To find all integers $n > 1$ for which $(n-1)!$ is a zero-divisor in $\mathbb Z_n$. (Gallian Problem)

$\mathbb Z_n$ does not contain any zero divisors when $n$ is a prime number. So we look at the composite numbers.

For $\mathbb Z_4$ we have $(n-1)!$ as $3! =6$ which is equal to $\bar 2$ and it is a zero divisor.

For $\mathbb Z_6$ we have $(n-1)!$ as $5! =120$ which is equal to $\bar 0$ and it is not a zero divisor.

For $\mathbb Z_8$ we have $(n-1)!$ as $7! =5040$ which is equal to $\bar 0$ and it is not a zero divisor.

We Know if $n$ is composite, then $n$ divides $(n-1)!$ when $n \geq 6$.

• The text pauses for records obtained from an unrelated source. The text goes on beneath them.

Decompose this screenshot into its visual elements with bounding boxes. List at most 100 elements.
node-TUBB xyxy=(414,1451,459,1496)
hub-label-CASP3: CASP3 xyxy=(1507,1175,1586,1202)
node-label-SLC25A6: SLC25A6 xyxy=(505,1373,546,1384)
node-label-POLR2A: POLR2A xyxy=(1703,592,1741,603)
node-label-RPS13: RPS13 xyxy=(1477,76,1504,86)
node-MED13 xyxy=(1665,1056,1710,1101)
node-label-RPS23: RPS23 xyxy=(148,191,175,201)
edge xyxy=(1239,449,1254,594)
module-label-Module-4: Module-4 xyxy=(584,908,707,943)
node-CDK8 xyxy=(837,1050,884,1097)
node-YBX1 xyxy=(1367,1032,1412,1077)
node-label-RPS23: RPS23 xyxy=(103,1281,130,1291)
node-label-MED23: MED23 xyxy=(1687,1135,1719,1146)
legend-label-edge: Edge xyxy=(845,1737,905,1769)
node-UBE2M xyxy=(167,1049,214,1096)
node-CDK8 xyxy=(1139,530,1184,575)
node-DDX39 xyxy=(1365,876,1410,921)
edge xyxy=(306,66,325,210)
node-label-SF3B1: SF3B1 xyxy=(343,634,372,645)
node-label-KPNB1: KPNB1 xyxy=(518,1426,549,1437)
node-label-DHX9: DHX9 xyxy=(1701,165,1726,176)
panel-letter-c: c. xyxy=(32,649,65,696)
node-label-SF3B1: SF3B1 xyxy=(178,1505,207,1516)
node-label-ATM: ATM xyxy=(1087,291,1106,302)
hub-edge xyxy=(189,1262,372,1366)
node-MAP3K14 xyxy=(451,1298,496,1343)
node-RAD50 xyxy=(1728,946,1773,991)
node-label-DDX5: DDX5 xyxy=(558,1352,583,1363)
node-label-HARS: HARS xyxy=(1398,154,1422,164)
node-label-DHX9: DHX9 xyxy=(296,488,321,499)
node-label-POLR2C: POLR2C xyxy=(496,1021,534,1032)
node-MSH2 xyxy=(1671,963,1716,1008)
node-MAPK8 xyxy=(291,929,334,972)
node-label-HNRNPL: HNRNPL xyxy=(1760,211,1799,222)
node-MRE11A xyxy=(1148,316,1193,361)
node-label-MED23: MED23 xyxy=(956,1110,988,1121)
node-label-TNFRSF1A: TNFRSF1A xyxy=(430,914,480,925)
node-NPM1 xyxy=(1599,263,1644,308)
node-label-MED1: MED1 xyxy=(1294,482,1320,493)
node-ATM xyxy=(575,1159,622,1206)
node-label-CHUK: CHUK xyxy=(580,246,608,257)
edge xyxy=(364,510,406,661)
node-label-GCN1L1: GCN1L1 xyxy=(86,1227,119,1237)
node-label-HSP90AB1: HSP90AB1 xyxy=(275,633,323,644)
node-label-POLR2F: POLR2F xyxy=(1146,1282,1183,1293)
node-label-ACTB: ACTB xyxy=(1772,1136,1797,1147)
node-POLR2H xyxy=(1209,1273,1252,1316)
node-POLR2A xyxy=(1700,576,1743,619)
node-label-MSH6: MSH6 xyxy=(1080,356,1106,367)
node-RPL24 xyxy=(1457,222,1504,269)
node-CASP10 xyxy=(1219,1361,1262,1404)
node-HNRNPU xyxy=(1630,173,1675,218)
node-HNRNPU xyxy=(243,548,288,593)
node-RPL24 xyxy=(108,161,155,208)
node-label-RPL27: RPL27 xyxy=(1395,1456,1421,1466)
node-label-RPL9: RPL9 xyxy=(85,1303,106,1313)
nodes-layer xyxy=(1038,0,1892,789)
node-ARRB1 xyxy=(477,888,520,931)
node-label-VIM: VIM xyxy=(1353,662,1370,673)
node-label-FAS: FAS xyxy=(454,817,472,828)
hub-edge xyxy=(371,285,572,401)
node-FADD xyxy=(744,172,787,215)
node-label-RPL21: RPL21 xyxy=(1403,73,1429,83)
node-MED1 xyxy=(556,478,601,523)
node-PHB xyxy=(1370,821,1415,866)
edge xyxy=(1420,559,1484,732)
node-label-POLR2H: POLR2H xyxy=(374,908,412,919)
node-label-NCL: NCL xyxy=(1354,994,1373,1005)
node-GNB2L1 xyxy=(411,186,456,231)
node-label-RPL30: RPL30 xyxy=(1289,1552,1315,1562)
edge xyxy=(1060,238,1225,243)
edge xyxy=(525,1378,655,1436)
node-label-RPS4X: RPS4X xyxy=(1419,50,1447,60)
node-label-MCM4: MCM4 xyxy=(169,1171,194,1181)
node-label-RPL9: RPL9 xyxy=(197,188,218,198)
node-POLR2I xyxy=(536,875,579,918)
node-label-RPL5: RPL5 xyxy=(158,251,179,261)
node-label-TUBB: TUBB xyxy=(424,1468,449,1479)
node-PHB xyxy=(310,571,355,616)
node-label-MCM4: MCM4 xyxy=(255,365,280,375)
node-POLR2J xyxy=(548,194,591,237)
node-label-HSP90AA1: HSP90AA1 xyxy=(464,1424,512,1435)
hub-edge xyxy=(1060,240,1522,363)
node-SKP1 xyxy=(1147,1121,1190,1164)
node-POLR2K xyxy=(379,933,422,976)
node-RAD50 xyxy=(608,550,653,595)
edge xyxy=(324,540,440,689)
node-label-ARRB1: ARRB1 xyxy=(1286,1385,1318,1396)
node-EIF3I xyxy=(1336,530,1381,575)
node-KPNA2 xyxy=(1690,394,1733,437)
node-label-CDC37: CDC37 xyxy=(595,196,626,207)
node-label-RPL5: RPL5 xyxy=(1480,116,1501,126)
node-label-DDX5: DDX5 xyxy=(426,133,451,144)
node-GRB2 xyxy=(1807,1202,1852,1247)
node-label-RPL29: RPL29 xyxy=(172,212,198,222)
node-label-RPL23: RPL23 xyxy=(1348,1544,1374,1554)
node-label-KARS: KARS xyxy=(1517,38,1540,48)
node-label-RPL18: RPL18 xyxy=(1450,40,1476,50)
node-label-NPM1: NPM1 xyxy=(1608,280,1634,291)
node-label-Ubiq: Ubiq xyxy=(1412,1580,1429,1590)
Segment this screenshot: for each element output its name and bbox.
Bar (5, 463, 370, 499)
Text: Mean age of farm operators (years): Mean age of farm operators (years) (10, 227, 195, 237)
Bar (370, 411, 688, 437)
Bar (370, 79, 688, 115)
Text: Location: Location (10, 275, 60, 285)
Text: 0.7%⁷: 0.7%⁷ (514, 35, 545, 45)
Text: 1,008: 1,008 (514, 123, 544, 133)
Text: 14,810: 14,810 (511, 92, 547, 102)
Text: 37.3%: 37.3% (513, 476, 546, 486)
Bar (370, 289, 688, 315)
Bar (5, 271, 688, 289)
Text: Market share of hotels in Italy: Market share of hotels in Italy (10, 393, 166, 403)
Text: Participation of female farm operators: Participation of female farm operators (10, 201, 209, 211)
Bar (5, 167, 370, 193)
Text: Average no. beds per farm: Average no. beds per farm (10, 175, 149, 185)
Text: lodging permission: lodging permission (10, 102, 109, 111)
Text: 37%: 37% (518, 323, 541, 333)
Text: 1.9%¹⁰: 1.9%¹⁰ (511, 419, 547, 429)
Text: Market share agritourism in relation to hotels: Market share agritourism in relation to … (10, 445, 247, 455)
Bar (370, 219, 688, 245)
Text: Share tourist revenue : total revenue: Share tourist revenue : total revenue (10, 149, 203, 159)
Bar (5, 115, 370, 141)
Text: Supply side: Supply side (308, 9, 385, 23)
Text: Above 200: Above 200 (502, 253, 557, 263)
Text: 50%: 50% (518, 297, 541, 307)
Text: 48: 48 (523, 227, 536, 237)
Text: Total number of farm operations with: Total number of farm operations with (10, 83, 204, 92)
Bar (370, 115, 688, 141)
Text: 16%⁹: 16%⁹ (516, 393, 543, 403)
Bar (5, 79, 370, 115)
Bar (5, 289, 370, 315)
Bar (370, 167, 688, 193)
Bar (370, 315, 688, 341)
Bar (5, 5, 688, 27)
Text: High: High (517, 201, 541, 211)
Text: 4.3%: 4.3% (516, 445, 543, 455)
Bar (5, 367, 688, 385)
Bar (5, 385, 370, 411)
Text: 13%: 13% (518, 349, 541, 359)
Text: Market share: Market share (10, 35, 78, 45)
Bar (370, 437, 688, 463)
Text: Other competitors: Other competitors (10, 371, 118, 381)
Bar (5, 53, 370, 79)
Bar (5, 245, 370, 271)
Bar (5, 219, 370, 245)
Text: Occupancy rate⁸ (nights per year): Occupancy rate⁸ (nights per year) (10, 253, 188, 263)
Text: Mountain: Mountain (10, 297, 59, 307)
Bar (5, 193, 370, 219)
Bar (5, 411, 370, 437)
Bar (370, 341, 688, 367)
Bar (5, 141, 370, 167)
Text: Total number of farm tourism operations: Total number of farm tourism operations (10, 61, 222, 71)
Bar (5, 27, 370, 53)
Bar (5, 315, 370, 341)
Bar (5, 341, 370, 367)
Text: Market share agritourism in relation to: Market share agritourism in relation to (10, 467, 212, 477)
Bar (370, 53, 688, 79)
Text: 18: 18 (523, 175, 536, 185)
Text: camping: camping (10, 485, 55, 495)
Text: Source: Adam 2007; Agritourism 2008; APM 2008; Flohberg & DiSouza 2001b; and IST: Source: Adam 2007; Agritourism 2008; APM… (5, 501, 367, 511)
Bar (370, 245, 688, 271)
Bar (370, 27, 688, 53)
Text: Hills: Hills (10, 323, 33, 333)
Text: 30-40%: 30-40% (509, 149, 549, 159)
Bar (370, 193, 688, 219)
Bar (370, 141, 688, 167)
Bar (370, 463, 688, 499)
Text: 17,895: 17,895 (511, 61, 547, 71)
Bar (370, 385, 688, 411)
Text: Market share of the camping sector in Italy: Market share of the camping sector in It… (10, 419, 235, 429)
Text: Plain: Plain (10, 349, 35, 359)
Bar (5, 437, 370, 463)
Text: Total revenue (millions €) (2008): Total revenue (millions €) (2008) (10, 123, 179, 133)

Thus the only $n$ for which $(n-1)!$ is a zero-divisor in $\mathbb Z_n$ is $n =4$.

Is the solution correct?

Solution 1:

0 is a zero-divisor. This means that the statement is true for every composite number by a similar argument to yours. (Reply to comment below: I looked it up on Wikipedia. Appearantly different sources use different definitions. Annoying)

If you change the question to involve non-zero zero divisors, your solution is correct.

However, you may be asked to prove "We Know if n is composite, then n divides (n−1)! when n≥6." It is true, but can you prove it?